No sabemos cuántas de estas llamadas perdidas encuentran su respuesta o sólo provocan, hirientemente, el silencio. Porque el que llama corre ese riesgo, permaneciendo afrentado. También, supongo, una buena parte de las llamadas obedecerán a una cierta inseguridad, a una hamletiana duda sobre si el presunto interlocutor desea, verdaderamente, establecer la senda de la comunicación o si, por el contrario, quiere permanecer retraído, ausente, ensimismado. ¿Y cuántas llamadas perdidas encontrarán por respuesta otra llamada perdida, en un duelo de inicios insatisfechos? ¿Y cuántas de éstas, a su vez, provocarán respuesta del primer llamante o, a su vez, toparán con el olvido? ¿Cuántos equívocos se producirán? ¿Cuántos efectos mariposa conformarán un caos tecnológico-sentimental?
Con todo ello, la red virtual, a la vez, se densifica cuantitativamente pero adelgaza cualitativamente: muchos actos de comunicación quedan suspensos, condenados a girar sobre sí mismos en esperas postergadas. Los usuarios de la técnica, tan limpia en apariencia, quedan forzados a la pasividad. Pero es una pasividad anunciada, devaluadora de la propia dignidad. Sería un experimento digno de encomio reescribir la gran novelística decimonónica con la intervención de llamadas perdidas: ¿Qué les habría acontecido a Madame Bovary o a la Regenta si hubiesen podido mediar sus pálpitos con móviles desbocados o silentes?
Lo malo es que la emergencia de nuevas metáforas acaba por conformar la misma realidad sustantiva y uno tiene la impresión de que en el diálogo social se puede aceptar como obvio que las llamadas existen, pero que no exigen respuesta inmediata. O lo que es lo mismo: unos tienen la intención de hacer de su llamada una pérdida, pero otros se quedan sentados esperando la respuesta. Un ejemplo especialmente dramático de llamada perdida es el aviso de científicos sobre la inundabilidad de Nueva Orleans o, en general, de los que advierten sobre los efectos del cambio climático -ese asesino paulatino que no se viste de cataclismo universal-.
Y qué decir del campo de la política? En España el PP se ha convertido en un maestro en forzar a todo adversario -y casi todo lo que se mueve sin acatamiento es considerado adversario- a usar de llamadas perdidas. Le basta con no contestar nunca. La cosa, más o menos, suele funcionar así: el Gobierno -o la oposición donde manda el PP- lanza una propuesta y el PP la anatematiza porque rompe algún bien fundamental, como la unidad de la patria, la solidaridad abstracta, la familia y los valores tradicionales, o la alianza con EE UU. Luego pide el consenso, pero, de antemano, niega su apoyo a ningún acuerdo porque se erige en salvador supremo de esos bienes.
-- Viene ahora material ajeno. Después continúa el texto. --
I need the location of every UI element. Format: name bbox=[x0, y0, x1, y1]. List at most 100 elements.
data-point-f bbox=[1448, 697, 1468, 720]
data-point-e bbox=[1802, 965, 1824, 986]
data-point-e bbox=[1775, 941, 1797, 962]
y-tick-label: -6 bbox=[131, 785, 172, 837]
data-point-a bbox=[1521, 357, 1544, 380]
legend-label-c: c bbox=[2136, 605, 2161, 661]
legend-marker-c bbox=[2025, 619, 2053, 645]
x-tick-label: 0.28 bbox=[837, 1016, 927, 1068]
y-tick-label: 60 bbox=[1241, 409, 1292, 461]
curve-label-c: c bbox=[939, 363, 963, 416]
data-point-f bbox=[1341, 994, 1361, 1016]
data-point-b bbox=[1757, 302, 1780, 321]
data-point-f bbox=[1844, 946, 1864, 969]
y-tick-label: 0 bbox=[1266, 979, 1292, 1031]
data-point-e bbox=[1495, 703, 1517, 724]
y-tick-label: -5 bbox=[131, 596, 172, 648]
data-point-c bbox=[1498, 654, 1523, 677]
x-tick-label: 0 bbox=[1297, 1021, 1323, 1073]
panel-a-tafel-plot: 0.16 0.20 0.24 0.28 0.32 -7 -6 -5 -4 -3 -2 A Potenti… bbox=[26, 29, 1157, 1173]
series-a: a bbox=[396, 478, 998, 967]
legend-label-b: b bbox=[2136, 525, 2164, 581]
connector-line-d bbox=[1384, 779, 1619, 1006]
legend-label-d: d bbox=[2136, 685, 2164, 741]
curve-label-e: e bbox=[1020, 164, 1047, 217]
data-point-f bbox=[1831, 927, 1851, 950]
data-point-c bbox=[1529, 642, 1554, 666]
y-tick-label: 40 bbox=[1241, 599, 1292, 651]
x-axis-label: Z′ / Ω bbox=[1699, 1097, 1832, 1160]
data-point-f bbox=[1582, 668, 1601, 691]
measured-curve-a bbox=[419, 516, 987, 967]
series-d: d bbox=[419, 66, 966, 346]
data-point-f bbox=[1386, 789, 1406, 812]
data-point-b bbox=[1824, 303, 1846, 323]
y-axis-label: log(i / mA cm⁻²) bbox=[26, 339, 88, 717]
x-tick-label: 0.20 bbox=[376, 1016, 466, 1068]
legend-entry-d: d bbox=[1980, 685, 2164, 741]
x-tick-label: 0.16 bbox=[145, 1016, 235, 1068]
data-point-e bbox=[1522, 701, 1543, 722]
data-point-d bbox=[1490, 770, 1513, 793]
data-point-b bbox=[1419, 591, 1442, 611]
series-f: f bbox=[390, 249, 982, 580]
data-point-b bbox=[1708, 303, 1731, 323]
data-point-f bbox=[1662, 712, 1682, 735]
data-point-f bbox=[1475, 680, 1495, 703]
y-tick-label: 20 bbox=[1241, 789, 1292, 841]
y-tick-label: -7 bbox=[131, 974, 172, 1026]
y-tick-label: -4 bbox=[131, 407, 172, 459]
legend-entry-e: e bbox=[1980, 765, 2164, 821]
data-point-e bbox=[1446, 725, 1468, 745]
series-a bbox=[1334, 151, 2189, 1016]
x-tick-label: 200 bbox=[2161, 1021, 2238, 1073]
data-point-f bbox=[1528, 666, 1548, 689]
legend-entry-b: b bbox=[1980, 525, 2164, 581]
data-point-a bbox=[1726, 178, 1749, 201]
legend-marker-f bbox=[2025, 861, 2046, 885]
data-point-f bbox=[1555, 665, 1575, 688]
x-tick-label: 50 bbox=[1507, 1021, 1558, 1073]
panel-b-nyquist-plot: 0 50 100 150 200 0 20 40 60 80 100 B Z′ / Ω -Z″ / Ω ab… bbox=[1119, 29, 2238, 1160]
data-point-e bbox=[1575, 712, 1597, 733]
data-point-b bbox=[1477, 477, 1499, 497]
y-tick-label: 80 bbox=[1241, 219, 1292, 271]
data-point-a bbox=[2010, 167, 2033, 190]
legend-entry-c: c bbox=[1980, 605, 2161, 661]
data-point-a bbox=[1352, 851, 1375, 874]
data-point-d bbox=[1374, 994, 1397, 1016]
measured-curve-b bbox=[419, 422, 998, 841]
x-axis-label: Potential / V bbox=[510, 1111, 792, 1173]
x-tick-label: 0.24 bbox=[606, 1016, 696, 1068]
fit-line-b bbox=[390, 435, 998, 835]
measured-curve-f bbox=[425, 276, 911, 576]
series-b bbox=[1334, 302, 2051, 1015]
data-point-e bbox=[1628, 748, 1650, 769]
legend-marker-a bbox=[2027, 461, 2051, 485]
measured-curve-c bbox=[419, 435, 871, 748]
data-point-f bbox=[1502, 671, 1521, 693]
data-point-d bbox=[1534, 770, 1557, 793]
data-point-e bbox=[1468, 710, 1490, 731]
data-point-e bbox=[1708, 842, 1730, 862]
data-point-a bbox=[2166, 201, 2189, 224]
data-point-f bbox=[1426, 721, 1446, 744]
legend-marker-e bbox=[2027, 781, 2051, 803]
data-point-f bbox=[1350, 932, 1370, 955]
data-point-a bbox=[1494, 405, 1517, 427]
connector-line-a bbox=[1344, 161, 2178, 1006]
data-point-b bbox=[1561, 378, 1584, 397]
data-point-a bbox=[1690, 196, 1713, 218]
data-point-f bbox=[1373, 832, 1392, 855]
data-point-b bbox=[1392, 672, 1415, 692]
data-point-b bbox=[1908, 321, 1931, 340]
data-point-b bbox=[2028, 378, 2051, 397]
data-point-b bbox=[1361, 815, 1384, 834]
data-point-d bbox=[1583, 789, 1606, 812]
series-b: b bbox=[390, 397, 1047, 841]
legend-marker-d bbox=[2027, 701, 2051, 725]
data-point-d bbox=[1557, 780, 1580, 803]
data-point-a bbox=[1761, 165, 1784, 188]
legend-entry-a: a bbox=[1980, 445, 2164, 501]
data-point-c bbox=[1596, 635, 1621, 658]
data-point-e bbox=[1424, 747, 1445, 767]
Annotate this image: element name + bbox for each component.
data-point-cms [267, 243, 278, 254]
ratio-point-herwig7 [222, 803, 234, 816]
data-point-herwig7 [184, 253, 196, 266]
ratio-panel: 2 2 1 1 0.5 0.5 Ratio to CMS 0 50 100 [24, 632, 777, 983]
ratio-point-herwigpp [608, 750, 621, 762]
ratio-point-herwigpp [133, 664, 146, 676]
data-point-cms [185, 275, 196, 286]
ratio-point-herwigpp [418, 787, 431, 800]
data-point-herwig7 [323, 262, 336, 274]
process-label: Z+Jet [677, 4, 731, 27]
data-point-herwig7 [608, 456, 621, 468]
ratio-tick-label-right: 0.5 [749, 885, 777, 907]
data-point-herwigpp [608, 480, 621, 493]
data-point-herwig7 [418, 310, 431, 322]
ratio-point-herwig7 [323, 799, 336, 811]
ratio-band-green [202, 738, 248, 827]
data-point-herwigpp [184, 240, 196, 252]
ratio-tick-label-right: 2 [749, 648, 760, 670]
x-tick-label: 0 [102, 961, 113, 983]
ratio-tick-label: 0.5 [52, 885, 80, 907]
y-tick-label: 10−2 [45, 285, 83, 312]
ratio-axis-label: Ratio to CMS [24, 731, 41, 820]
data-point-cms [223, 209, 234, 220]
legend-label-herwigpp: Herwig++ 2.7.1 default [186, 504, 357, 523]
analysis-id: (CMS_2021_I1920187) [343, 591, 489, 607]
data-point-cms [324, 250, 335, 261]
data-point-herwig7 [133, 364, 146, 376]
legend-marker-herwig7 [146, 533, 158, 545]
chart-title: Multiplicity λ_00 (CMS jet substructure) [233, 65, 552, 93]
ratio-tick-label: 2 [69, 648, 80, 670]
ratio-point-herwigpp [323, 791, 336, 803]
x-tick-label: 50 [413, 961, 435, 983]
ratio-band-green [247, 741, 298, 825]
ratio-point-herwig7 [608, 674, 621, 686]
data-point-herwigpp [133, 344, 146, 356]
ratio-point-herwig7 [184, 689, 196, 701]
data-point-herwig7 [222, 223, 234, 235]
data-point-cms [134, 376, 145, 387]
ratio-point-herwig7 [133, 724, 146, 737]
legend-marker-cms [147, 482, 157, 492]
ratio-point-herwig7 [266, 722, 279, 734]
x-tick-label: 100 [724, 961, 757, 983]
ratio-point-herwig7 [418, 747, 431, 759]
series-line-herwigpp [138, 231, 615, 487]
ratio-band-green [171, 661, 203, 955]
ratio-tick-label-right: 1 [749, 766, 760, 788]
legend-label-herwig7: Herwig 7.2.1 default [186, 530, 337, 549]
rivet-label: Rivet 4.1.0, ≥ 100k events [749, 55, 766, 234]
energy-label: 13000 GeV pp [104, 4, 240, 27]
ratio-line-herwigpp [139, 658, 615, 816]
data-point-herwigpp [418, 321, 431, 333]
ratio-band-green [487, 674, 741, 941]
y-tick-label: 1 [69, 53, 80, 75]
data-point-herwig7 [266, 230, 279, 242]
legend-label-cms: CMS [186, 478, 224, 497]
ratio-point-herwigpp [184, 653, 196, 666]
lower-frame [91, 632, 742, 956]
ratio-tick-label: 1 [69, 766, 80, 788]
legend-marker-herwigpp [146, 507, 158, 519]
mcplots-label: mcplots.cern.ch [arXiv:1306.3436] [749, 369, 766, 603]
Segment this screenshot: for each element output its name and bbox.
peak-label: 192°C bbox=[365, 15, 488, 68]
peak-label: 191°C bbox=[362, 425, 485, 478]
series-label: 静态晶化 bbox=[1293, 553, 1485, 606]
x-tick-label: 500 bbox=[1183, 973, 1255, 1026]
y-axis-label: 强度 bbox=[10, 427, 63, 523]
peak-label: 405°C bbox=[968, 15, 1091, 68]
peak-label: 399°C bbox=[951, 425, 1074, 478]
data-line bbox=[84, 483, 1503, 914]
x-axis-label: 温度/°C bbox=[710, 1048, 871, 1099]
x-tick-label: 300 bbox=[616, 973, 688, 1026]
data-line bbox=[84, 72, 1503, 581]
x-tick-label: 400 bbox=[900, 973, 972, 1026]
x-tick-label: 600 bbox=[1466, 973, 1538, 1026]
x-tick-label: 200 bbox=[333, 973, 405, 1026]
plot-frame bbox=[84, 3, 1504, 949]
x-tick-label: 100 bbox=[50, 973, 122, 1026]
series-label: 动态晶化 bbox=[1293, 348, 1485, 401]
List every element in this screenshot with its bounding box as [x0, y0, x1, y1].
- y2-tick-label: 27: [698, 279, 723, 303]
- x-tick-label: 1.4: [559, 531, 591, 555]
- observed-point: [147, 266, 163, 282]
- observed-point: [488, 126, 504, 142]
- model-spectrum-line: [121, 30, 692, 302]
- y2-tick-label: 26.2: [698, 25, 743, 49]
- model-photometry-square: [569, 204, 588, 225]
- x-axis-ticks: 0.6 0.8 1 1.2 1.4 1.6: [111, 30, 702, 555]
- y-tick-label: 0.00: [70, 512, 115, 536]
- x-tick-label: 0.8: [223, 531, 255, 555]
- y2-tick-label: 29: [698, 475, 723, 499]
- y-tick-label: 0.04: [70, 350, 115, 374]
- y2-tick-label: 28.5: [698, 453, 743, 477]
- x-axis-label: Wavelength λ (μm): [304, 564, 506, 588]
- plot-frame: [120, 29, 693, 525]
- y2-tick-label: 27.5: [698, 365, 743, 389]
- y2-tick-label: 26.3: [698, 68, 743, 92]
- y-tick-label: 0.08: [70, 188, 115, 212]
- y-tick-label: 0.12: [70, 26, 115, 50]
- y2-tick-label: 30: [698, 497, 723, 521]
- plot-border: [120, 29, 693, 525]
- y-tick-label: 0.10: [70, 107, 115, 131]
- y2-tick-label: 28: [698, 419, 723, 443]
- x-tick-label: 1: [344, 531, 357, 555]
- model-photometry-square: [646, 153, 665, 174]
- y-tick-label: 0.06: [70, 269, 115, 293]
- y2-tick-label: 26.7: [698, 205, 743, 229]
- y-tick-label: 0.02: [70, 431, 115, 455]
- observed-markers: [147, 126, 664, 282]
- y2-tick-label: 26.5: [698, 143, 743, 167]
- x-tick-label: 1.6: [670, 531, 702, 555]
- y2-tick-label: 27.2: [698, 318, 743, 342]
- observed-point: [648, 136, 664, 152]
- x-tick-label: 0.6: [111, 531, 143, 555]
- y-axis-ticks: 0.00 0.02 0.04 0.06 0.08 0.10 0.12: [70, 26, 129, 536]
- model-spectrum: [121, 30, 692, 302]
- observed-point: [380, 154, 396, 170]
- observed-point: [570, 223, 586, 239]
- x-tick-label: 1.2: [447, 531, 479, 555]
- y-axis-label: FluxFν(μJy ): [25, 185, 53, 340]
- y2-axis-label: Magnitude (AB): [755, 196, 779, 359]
El móvil del PP se convierte en un inmóvil esencialista. Y en su servicio de SMS sólo hay un «No» para toda circunstancia.
No cabe duda de que esta actitud entronca muy bien con el hecho cierto de que los inventores y usuarios máximos de las llamadas perdidas son los adolescentes. Y el PP, desde aquella jornada de marzo en que perdió gobierno y gloria, vive en una autocomplaciente edad del pavo de la que no consigue salir. Refugiados en la coquetería de la negación y en el narcisismo de la nostalgia, rebotan toda razón, todo argumento.
En fin, que mientras yo escribo, que mientras usted lee, por el incierto espacio circulan picaportes y cornetines que nos reclaman y requieren. Algunas llamadas son francamente prescindibles y otras, quizá las más deseadas, nunca nos alcanzarán. El problema es que si no descolgamos, si no devolvemos la invitación que enmudeció antes de pronunciarse, nunca sabremos genuinamente si podía ser el nacimiento de una gran amistad. Y, claro, el problema mayor es el de los soberbios que creen saber que la llamada merecía la perdición aun antes de cruzar sílaba con un otro descalificado para siempre desde la rabieta y la insolencia.